NumPy for Machine Learning
Learn how to prepare raw data for AI models using normalization, standardization, and one-hot encoding with NumPy.
Learn how to prepare raw data for AI models using normalization, standardization, and one-hot encoding with NumPy. This hands-on tutorial focuses on practical implementation of numpy for machine learning concepts.
Module 11: NumPy for Machine Learning
Before you feed data into a Machine Learning model, it must be preprocessed.

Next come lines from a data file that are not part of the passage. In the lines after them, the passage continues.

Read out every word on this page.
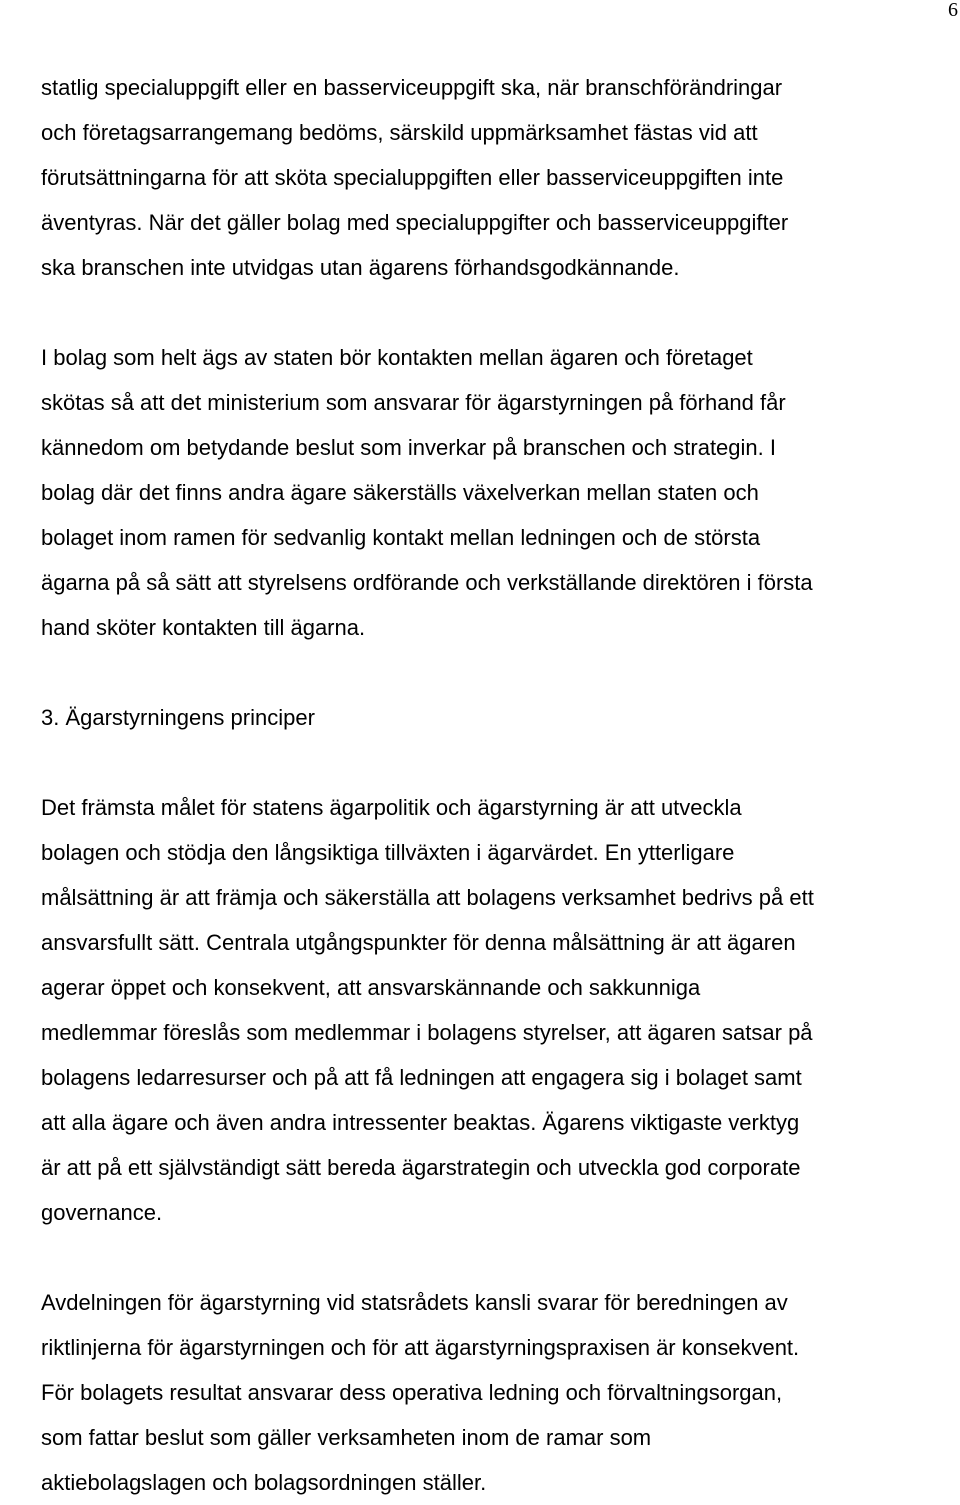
6
statlig specialuppgift eller en basserviceuppgift ska, när branschförändringar
och företagsarrangemang bedöms, särskild uppmärksamhet fästas vid att
förutsättningarna för att sköta specialuppgiften eller basserviceuppgiften inte
äventyras. När det gäller bolag med specialuppgifter och basserviceuppgifter
ska branschen inte utvidgas utan ägarens förhandsgodkännande.
I bolag som helt ägs av staten bör kontakten mellan ägaren och företaget
skötas så att det ministerium som ansvarar för ägarstyrningen på förhand får
kännedom om betydande beslut som inverkar på branschen och strategin. I
bolag där det finns andra ägare säkerställs växelverkan mellan staten och
bolaget inom ramen för sedvanlig kontakt mellan ledningen och de största
ägarna på så sätt att styrelsens ordförande och verkställande direktören i första
hand sköter kontakten till ägarna.
3. Ägarstyrningens principer
Det främsta målet för statens ägarpolitik och ägarstyrning är att utveckla
bolagen och stödja den långsiktiga tillväxten i ägarvärdet. En ytterligare
målsättning är att främja och säkerställa att bolagens verksamhet bedrivs på ett
ansvarsfullt sätt. Centrala utgångspunkter för denna målsättning är att ägaren
agerar öppet och konsekvent, att ansvarskännande och sakkunniga
medlemmar föreslås som medlemmar i bolagens styrelser, att ägaren satsar på
bolagens ledarresurser och på att få ledningen att engagera sig i bolaget samt
att alla ägare och även andra intressenter beaktas. Ägarens viktigaste verktyg
är att på ett självständigt sätt bereda ägarstrategin och utveckla god corporate
governance.
Avdelningen för ägarstyrning vid statsrådets kansli svarar för beredningen av
riktlinjerna för ägarstyrningen och för att ägarstyrningspraxisen är konsekvent.
För bolagets resultat ansvarar dess operativa ledning och förvaltningsorgan,
som fattar beslut som gäller verksamheten inom de ramar som
aktiebolagslagen och bolagsordningen ställer.
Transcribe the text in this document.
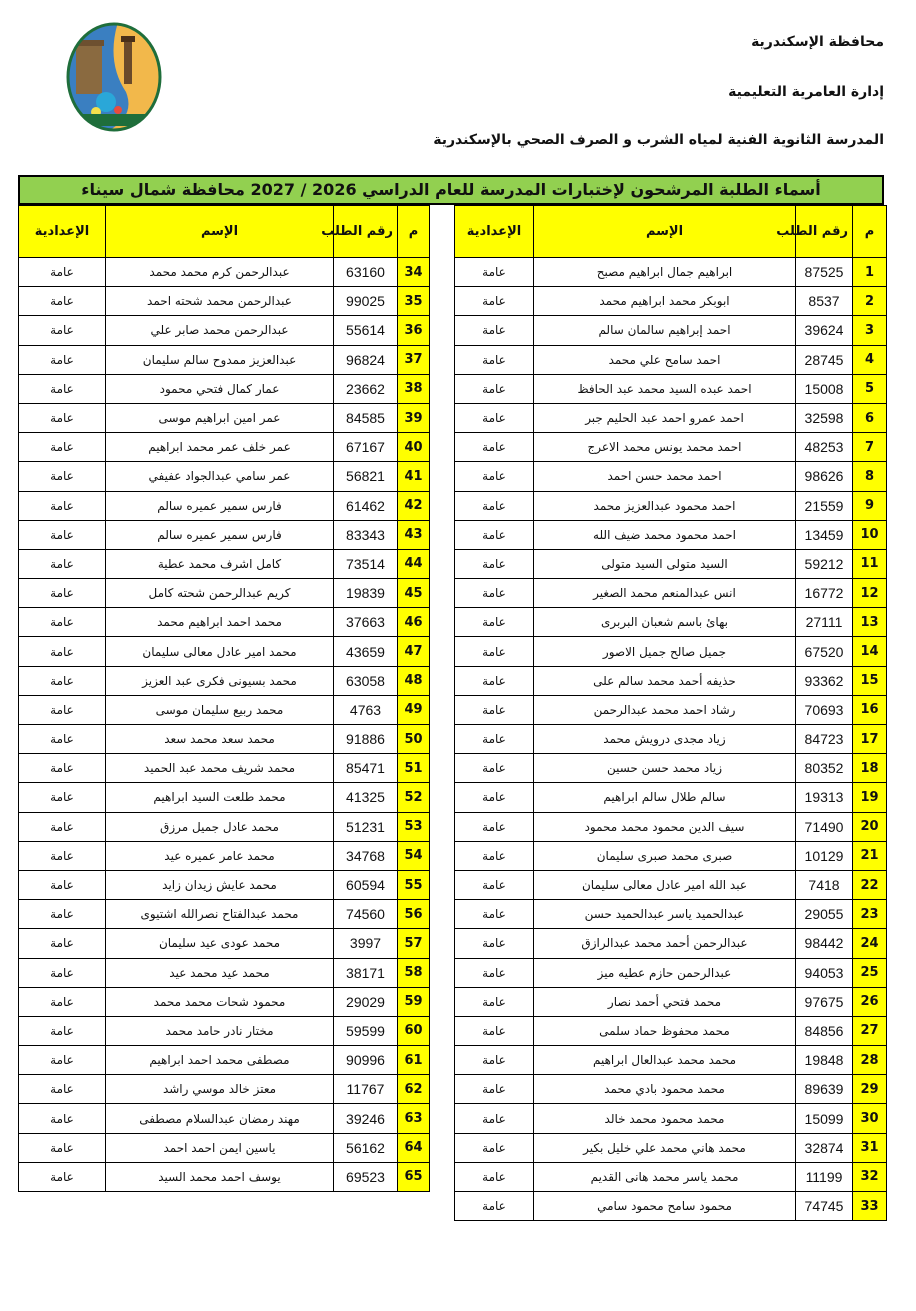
محافظة الإسكندرية
إدارة العامرية التعليمية
المدرسة الثانوية الفنية لمياه الشرب و الصرف الصحي بالإسكندرية
أسماء الطلبة المرشحون لإختبارات المدرسة للعام الدراسي 2026 / 2027 محافظة شمال سيناء
م	رقم الطلب	الإسم	الإعدادية
1	87525	ابراهيم جمال ابراهيم مصبح	عامة
2	8537	ابوبكر محمد ابراهيم محمد	عامة
3	39624	احمد إبراهيم سالمان سالم	عامة
4	28745	احمد سامح علي محمد	عامة
5	15008	احمد عبده السيد محمد عبد الحافظ	عامة
6	32598	احمد عمرو احمد عبد الحليم جبر	عامة
7	48253	احمد محمد يونس محمد الاعرج	عامة
8	98626	احمد محمد حسن احمد	عامة
9	21559	احمد محمود عبدالعزيز محمد	عامة
10	13459	احمد محمود محمد ضيف الله	عامة
11	59212	السيد متولى السيد متولى	عامة
12	16772	انس عبدالمنعم محمد الصغير	عامة
13	27111	بهائ باسم شعبان البربرى	عامة
14	67520	جميل صالح جميل الاصور	عامة
15	93362	حذيفه أحمد محمد سالم على	عامة
16	70693	رشاد احمد محمد عبدالرحمن	عامة
17	84723	زياد مجدى درويش محمد	عامة
18	80352	زياد محمد حسن حسين	عامة
19	19313	سالم طلال سالم ابراهيم	عامة
20	71490	سيف الدين محمود محمد محمود	عامة
21	10129	صبرى محمد صبرى سليمان	عامة
22	7418	عبد الله امير عادل معالى سليمان	عامة
23	29055	عبدالحميد ياسر عبدالحميد حسن	عامة
24	98442	عبدالرحمن أحمد محمد عبدالرازق	عامة
25	94053	عبدالرحمن حازم عطيه ميز	عامة
26	97675	محمد فتحي أحمد نصار	عامة
27	84856	محمد محفوظ حماد سلمى	عامة
28	19848	محمد محمد عبدالعال ابراهيم	عامة
29	89639	محمد محمود بادي محمد	عامة
30	15099	محمد محمود محمد خالد	عامة
31	32874	محمد هاني محمد علي خليل بكير	عامة
32	11199	محمد ياسر محمد هانى القديم	عامة
33	74745	محمود سامح محمود سامي	عامة
م	رقم الطلب	الإسم	الإعدادية
34	63160	عبدالرحمن كرم محمد محمد	عامة
35	99025	عبدالرحمن محمد شحته احمد	عامة
36	55614	عبدالرحمن محمد صابر علي	عامة
37	96824	عبدالعزيز ممدوح سالم سليمان	عامة
38	23662	عمار كمال فتحي محمود	عامة
39	84585	عمر امين ابراهيم موسى	عامة
40	67167	عمر خلف عمر محمد ابراهيم	عامة
41	56821	عمر سامي عبدالجواد عفيفي	عامة
42	61462	فارس سمير عميره سالم	عامة
43	83343	فارس سمير عميره سالم	عامة
44	73514	كامل اشرف محمد عطية	عامة
45	19839	كريم عبدالرحمن شحته كامل	عامة
46	37663	محمد احمد ابراهيم محمد	عامة
47	43659	محمد امير عادل معالى سليمان	عامة
48	63058	محمد بسيونى فكرى عبد العزيز	عامة
49	4763	محمد ربيع سليمان موسى	عامة
50	91886	محمد سعد محمد سعد	عامة
51	85471	محمد شريف محمد عبد الحميد	عامة
52	41325	محمد طلعت السيد ابراهيم	عامة
53	51231	محمد عادل جميل مرزق	عامة
54	34768	محمد عامر عميره عيد	عامة
55	60594	محمد عايش زيدان زايد	عامة
56	74560	محمد عبدالفتاح نصرالله اشتيوى	عامة
57	3997	محمد عودى عيد سليمان	عامة
58	38171	محمد عيد محمد عيد	عامة
59	29029	محمود شحات محمد محمد	عامة
60	59599	مختار نادر حامد محمد	عامة
61	90996	مصطفى محمد احمد ابراهيم	عامة
62	11767	معتز خالد موسي راشد	عامة
63	39246	مهند رمضان عبدالسلام مصطفى	عامة
64	56162	ياسين ايمن احمد احمد	عامة
65	69523	يوسف احمد محمد السيد	عامة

Raw data is often in different scales, contains missing values, or uses categorical labels that machines don't understand.
Lesson 23: Data Preprocessing
Normalization (Min-Max Scaling)
Scaling data to a range between 0 and 1. This prevents features with large ranges (like Salary) from overpowering small ranges (like Age).
Formula: (x - min) / (max - min)
Standardization (Z-score Scaling)
Rescaling data to have a mean of 0 and a standard deviation of 1.
Formula: (x - mean) / std
Lesson 24: Feature Engineering
Handling Missing Values
In ML, we often replace NaN (Not a Number) with the mean or median of the column.
np.isnan(arr): Detects NaN.arr[np.isnan(arr)] = mean: Fills NaNs.
One-Hot Encoding (NumPy Way)
Converting categorical labels (like "Red", "Blue") into numerical bits.
np.eye(categories)[label_indices]: A fast way to generate one-hot vectors.
Practice: Preprocessing Pipeline
Challenge: Create an array of 20 random integers representing house prices.
- Reshape it into a 2D column vector (20 rows, 1 column).
- Apply Standardization using NumPy.
- Replace any value that is more than 2 standard deviations away from the mean (outliers) with the mean value.
Quiz
Question 1 of 5What is the result of (data - min) / (max - min)?
Key Takeaways
✅ Normalization and Standardization ensure all features are treated equally by the model.
✅ Use np.nanmean to handle datasets with missing values.
✅ np.eye is a clever trick for fast one-hot encoding.